Les défenseurs de la nature saluent les mesures destinées à renforcer la protection légale des éléphants au niveau international.
Alors que le Kenya s’apprête à brûler 105 tonnes d’ivoire ce samedi 30 avril – soit la plus grande quantité d’ivoire jamais détruite en Afrique et sept fois plus que tout stock d’ivoire jamais détruit jusqu’à présent –, des Organisations Non Gouvernementales qui œuvrent en faveur de la protection des éléphants se félicitent de la stratégie des pays africains qui veulent obtenir une interdiction définitive du commerce international de l’ivoire et la destruction des stocks d’ivoire dans le monde entier.
Hier, au nom des 27 pays membres de la Coalition pour l’Éléphant d’Afrique (CEA), les co-présidents, le Bénin et le Kenya, au côté de plusieurs autres pays, ont soumis cinq propositions convergentes pour examen à la 17e session de la Conférence des Parties (CoP17) de la CITES, la Convention sur le commerce international des espèces de faune et de flore sauvages menacées d’extinction, qui se tiendra à Johannesburg du 24 septembre au 5 octobre 2016. Elles préconisent l’interdiction du commerce international de l’ivoire, la fermeture des marchés intérieurs et la destruction des stocks d’ivoire afin de garantir la survie à long terme des éléphants en Afrique et en Asie. L’une des propositions vise à réinscrire tous les éléphants d’Afrique à l’Annexe I de la CITES afin qu’ils bénéficient du niveau le plus élevé de protection internationale.
« Les populations d’éléphants d’Afrique baissent à un rythme alarmant. Le monde doit agir dès maintenant et interdire le commerce de l’ivoire de façon catégorique et définitive avant qu’il ne soit trop tard. Il est vital que les populations d’éléphants en Afrique soient toutes regroupées dans l’Annexe I », a déclaré Vera Weber, présidente de la Fondation Franz Weber.
« Nous saluons les gouvernements qui, unis au sein de la Coalition pour l’Éléphant d’Afrique, présentent une série de mesures ambitieuses qui permettraient aux éléphants de bénéficier du meilleur statut de protection international.
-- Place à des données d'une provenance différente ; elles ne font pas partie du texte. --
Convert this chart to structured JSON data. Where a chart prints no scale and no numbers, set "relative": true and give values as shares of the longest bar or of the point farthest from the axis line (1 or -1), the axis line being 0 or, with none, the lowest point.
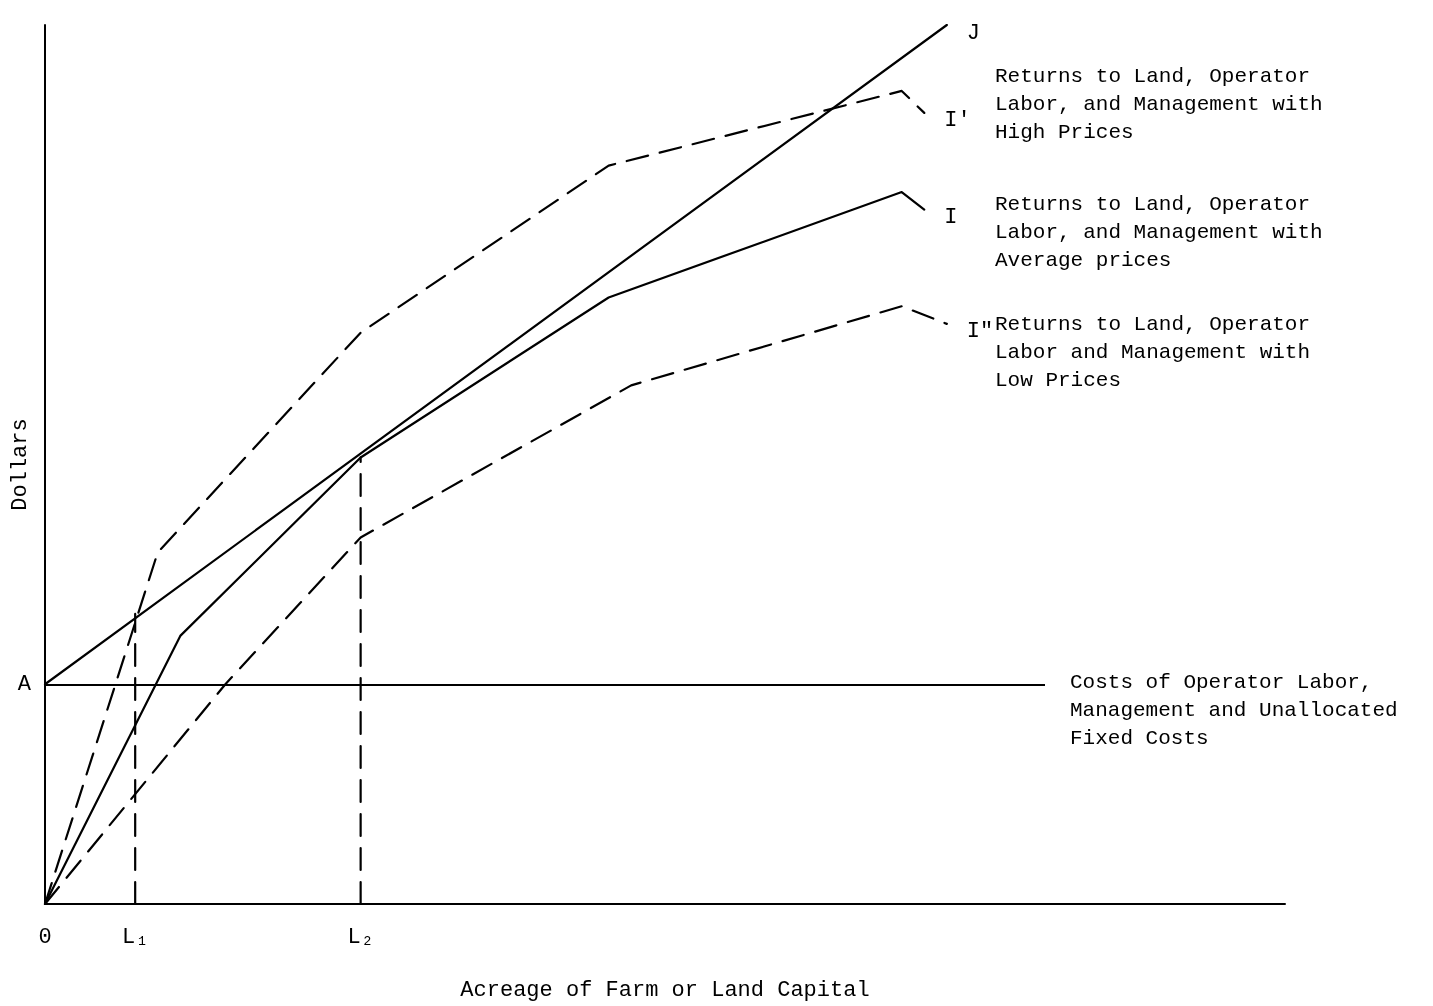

Nous exhortons toutes les Parties à la CITES à soutenir cette démarche et à contribuer à sauver les derniers éléphants de la planète », a ajouté Sally Case, PDG de la David Shepherd Wildlife Foundation.
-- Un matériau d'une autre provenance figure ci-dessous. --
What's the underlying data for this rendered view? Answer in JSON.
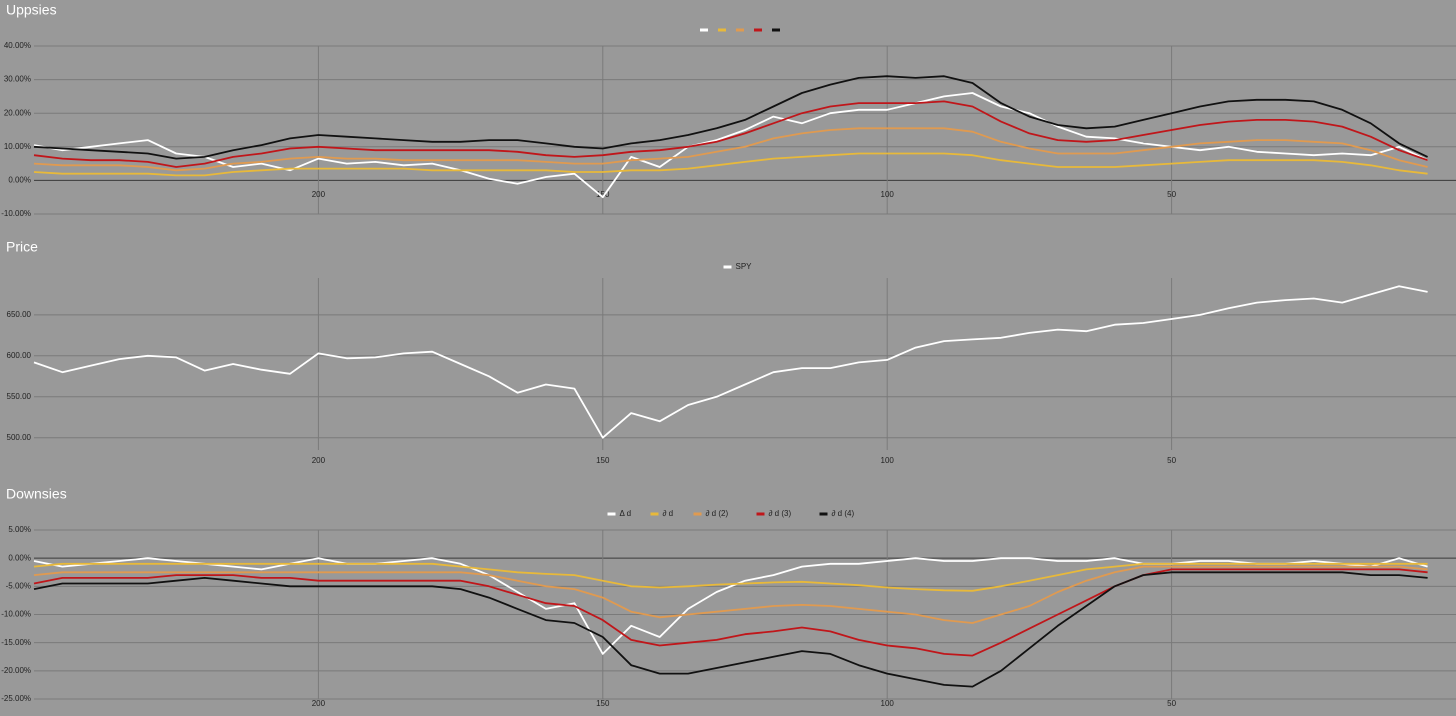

« Il est clair que toutes les tentatives précédentes d’autoriser un commerce de l’ivoire légal et contrôlé ont échoué. Nous pouvons inverser la tendance en fermant les marchés légaux qui favorisent le blanchiment issu de l’ivoire braconné ou récupéré de stocks d’ivoire », a déclaré Daniela Freyer, co-fondatrice de Pro Wildlife.
« Dans le monde entier, de plus en plus de gouvernements s’engagent dans la lutte contre le braconnage des éléphants, que ce soit par la fermeture programmée des marchés intérieurs d’ivoire, l’interdiction des importations ou des exportations d’ivoire ou encore la destruction des stocks d’ivoire. Il est temps pour la communauté internationale réunie au sein de la CITES de mettre un terme au commerce de l’ivoire à l’échelle mondiale », a déclaré Charlotte Nithart, directrice de l’Association Robin des Bois.
* * *
Notes :
La CITES est entrée en vigueur en 1975 et réglemente le commerce de plus de 35 000 espèces de faune et de flore. Actuellement, elle compte 182 pays signataires.
Les cinq propositions soumises par la Coalition pour l’Éléphant d’Afrique sont axées autour des thèmes suivants :
1. Inscription de tous les éléphants d’Afrique à l’Annexe I de la CITES. En 1989, toutes les populations d’éléphants d’Afrique ont été inscrites à l’Annexe I de la CITES, interdisant de manière efficace le commerce international de l’ivoire. Toutefois, cette protection a été affaiblie en 1997 et 2000 quand les populations d’éléphants de quatre pays (Botswana, Namibie, Afrique du Sud et Zimbabwe) ont été rétrogradées à l’Annexe II (correspondant à un statut de menace moins importante) pour permettre la vente de stocks d’ivoire au Japon en 1999 et à la Chine et au Japon en 2008. Contrairement aux arguments avancés à l’époque par les auteurs de cette proposition, le déclassement et ces ventes de stocks d’ivoire, loin de faire reculer le braconnage, ont au contraire engendré une recrudescence du commerce illicite de l’ivoire et du braconnage des éléphants pour faire face à la hausse de la demande, notamment après la seconde vente qui a impliqué la Chine. La proposition soumise par les membres de la Coalition pour l’Éléphant d’Afrique (CEA) recommande le transfert en Annexe I des quatre populations d’éléphants classées actuellement à l’Annexe II de la CITES, ce qui permettra à tous les éléphants d’Afrique et d’Asie de bénéficier du même niveau de protection – le plus élevé – dans le cadre de la Convention. Le commerce international de l’ivoire sera interdit par le droit international. Les populations d’éléphants sont particulièrement touchées par les tueries illégales sur l’ensemble du continent africain. Une inscription universelle à l’Annexe I permettra de proscrire le commerce de l’ivoire, de simplifier l’application de la loi et d’adresser un message clair au monde entier quant à la détermination mondiale à mettre un terme à l’extinction des éléphants d’Afrique.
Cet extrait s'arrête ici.